I took the back way toward the marina, walking behind the shops along the access road. Most of the foot traffic goes along the boardwalk between the shops and the beach. The back way is mostly for vehicles delivering supplies.

I'd come the back way on purpose. I wanted to have a another look under Jockamo's deck and this was the most discreet way of doing so. There was a big open space where it was easy to slip under the deck unnoticed by the people above. From the litter of beer bottles, cigarette butts and a few used condoms it was pretty clear this wasn't exactly a secret place.

But the part of the deck that blew up was not over land but a little inlet of water that starts at Woodman's Marina but arcs up under Rex's property. From what I'd heard the neighbors had squabbled a bit at one point over the property line, but had eventually settled things with Rex building his deck over a waterway used by the marina. I could see where Rex had replaced the damaged deck boards. The rest of the beams were weathered and there were numerous nail heads sticking out on which one could have hung a bomb.

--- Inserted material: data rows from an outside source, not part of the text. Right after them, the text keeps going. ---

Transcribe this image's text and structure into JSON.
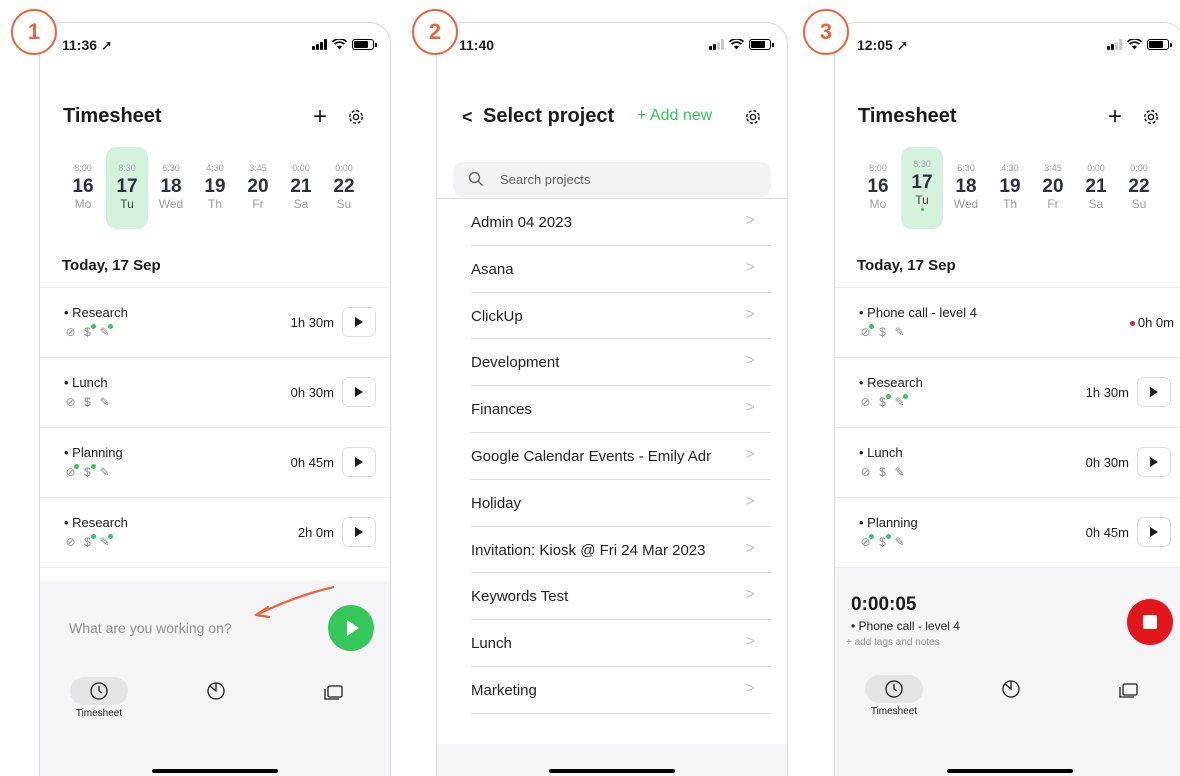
{
  "badges": [
    "1",
    "2",
    "3"
  ],
  "accent": "#34c759",
  "stop_color": "#e2171b",
  "badge_color": "#e8663b",
  "phone1": {
    "status_time": "11:36 ➚",
    "title": "Timesheet",
    "plus": "+",
    "days": [
      {
        "hrs": "8:00",
        "num": "16",
        "wd": "Mo"
      },
      {
        "hrs": "8:30",
        "num": "17",
        "wd": "Tu"
      },
      {
        "hrs": "6:30",
        "num": "18",
        "wd": "Wed"
      },
      {
        "hrs": "4:30",
        "num": "19",
        "wd": "Th"
      },
      {
        "hrs": "3:45",
        "num": "20",
        "wd": "Fr"
      },
      {
        "hrs": "0:00",
        "num": "21",
        "wd": "Sa"
      },
      {
        "hrs": "0:00",
        "num": "22",
        "wd": "Su"
      }
    ],
    "today": "Today, 17 Sep",
    "entries": [
      {
        "name": "• Research",
        "dur": "1h 30m"
      },
      {
        "name": "• Lunch",
        "dur": "0h 30m"
      },
      {
        "name": "• Planning",
        "dur": "0h 45m"
      },
      {
        "name": "• Research",
        "dur": "2h 0m"
      }
    ],
    "placeholder": "What are you working on?",
    "tab_timesheet": "Timesheet"
  },
  "phone2": {
    "status_time": "11:40",
    "back": "<",
    "title": "Select project",
    "add_new": "+ Add new",
    "search_placeholder": "Search projects",
    "projects": [
      "Admin 04 2023",
      "Asana",
      "ClickUp",
      "Development",
      "Finances",
      "Google Calendar Events - Emily Adr",
      "Holiday",
      "Invitation: Kiosk @ Fri 24 Mar 2023",
      "Keywords Test",
      "Lunch",
      "Marketing"
    ],
    "chevron": ">"
  },
  "phone3": {
    "status_time": "12:05 ➚",
    "title": "Timesheet",
    "plus": "+",
    "days": [
      {
        "hrs": "8:00",
        "num": "16",
        "wd": "Mo"
      },
      {
        "hrs": "8:30",
        "num": "17",
        "wd": "Tu"
      },
      {
        "hrs": "6:30",
        "num": "18",
        "wd": "Wed"
      },
      {
        "hrs": "4:30",
        "num": "19",
        "wd": "Th"
      },
      {
        "hrs": "3:45",
        "num": "20",
        "wd": "Fr"
      },
      {
        "hrs": "0:00",
        "num": "21",
        "wd": "Sa"
      },
      {
        "hrs": "0:00",
        "num": "22",
        "wd": "Su"
      }
    ],
    "today": "Today, 17 Sep",
    "entries": [
      {
        "name": "• Phone call - level 4",
        "dur": "0h 0m"
      },
      {
        "name": "• Research",
        "dur": "1h 30m"
      },
      {
        "name": "• Lunch",
        "dur": "0h 30m"
      },
      {
        "name": "• Planning",
        "dur": "0h 45m"
      }
    ],
    "timer": "0:00:05",
    "timer_task": "• Phone call - level 4",
    "timer_notes": "+ add tags and notes",
    "tab_timesheet": "Timesheet"
  }
}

That's how it would have been done. Someone could have put a bomb on one of the boats moored near the deck, but the blast would have mostly damaged the boat. This one was placed right under the deck, probably in a plastic grocery bag hung from a nail just inches from the underside of the deck.

I slipped back out again and walked on toward the Marina store. Inside, — I found Vi Woodman humming to herself as she filled the candy bar bins near the checkout.

"Evening Vi," I said.

"Hello, Jack."

I grabbed a couple of frozen pizzas, some baloney and bread and a couple boxes of macaroni and cheese and took them to the counter.

"You sound happy today," I said, mostly just making conversation.

"Oh I guess I'm just relieved that this situation isn't as bad as we thought."

"No kidding? Well my business is in the tank. What's your secret?"

She laughed. "We're doing terribly also, thank you. But Fred decided it was a good time to act boldly and he made another offer to 'I Scream' and they accepted. So we're finally going to expand next year. Fred says this'll all blow over by then."

"I Scream" was the ice cream shop just south of Woodman's. Fred had long wanted to expand the marina, but couldn't go north because of Jockamo's. I Scream was little more than a clapboard stand decorated with classic horror movie posters, but had been there for decades.

"Well that's great," I said. "Is it a done deal?"

"Pretty much. They agreed on a price this morning and Freddy says the lawyers will have it all worked out by the end of the week."

"Well geez," I said. "I'm not used to seeing Fred spend money so ... voluntarily."

"Oh he's not that stingy. You guys just tease him about that. Really he's just smart and has a great sense of timing. That's why he was such a good investment banker. He can feel when the right time is to make a move, and he guards his resources until he sees the right opportunity. That's why you think he's a tightwad. But he's not, really. When he saw what was happening because of the bombings he said he was going to find the silver lining and he did. That's my Freddy."

"Well good for him," I said, taking my bag of bachelor food. "Seeya Vi."

I walked back the front way and as I passed Jockamo's deck again I glanced at the lattice that shielded the underside of the deck. I couldn't see through it; not without really trying. So whoever planted that bomb could have done it at almost any time. As I looked up at the people scattered around the deck I caught a glimpse of a blonde woman wearing sunglasses and holding a cigarette. And for a bizarre second or two my mind saw Barbara Brinckman sitting there, and the people around her were the same people who'd been there that day -- Ray's newspaper flapping in the breeze. Something inside my head was screaming at me to save her before the bomb goes off.

I was too slow this time too, which was just as well. The moment passed and I stood there on the deck with my heart beating in my ears and some blond chick I never saw before staring indignantly back at me like what are you looking at?"